When Tommy dropped her off that evening, Linda noticed the change.
"She seems happier."
"I think we're getting there. Slowly."
"That's good." Linda paused. "Tommy, I know this is hard. But I'm glad you're trying. Sarah needs you. Even if it's just one weekend a month."
"I wish it could be more."
"So do I. But this is what we have. Make it count."
June 1976
Have Blue's prototype—officially designated "Vehicle 1"—was taking shape in the Skunk Works hangar.
Tommy stood looking at it. Two years of his calculations, his physics, his work. Embodied in this angular, faceted aircraft that looked like nothing ever built.
Fifty-six flat surfaces. Each one precisely angled to direct radar energy away from enemy receivers. The entire design dictated by Ufimtsev's electromagnetic equations.
"Beautiful, isn't it?" Ben Rich said beside him.
"It's terrifying. What if the physics is wrong?"
"Physics isn't wrong. Maxwell's equations have worked since 1865. Ufimtsev's math is solid. Your calculations are solid." Rich smiled. "But I understand the fear. Building something that's never been built before."
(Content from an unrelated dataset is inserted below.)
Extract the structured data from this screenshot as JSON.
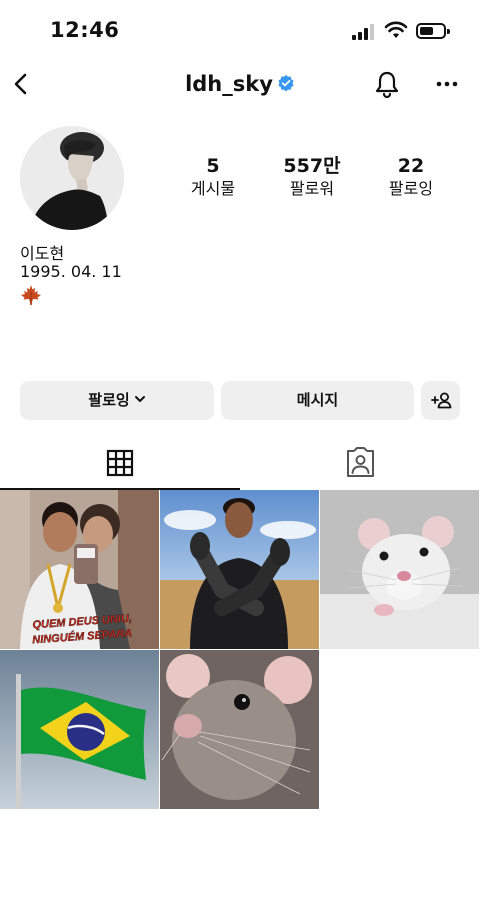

"It looks like it shouldn't fly."
"It looks like the radar cross-section of a ball bearing. That's what matters."
Tommy thought about the irony. Humanity's most advanced physics—electromagnetic theory, computational modeling, materials science—all dedicated to building better weapons.
The same year they were planning to send Vikings to Mars searching for life, they were building Have Blue to make killing more efficient.
Progress, he supposed. Just not the kind anyone talked about at dinner parties.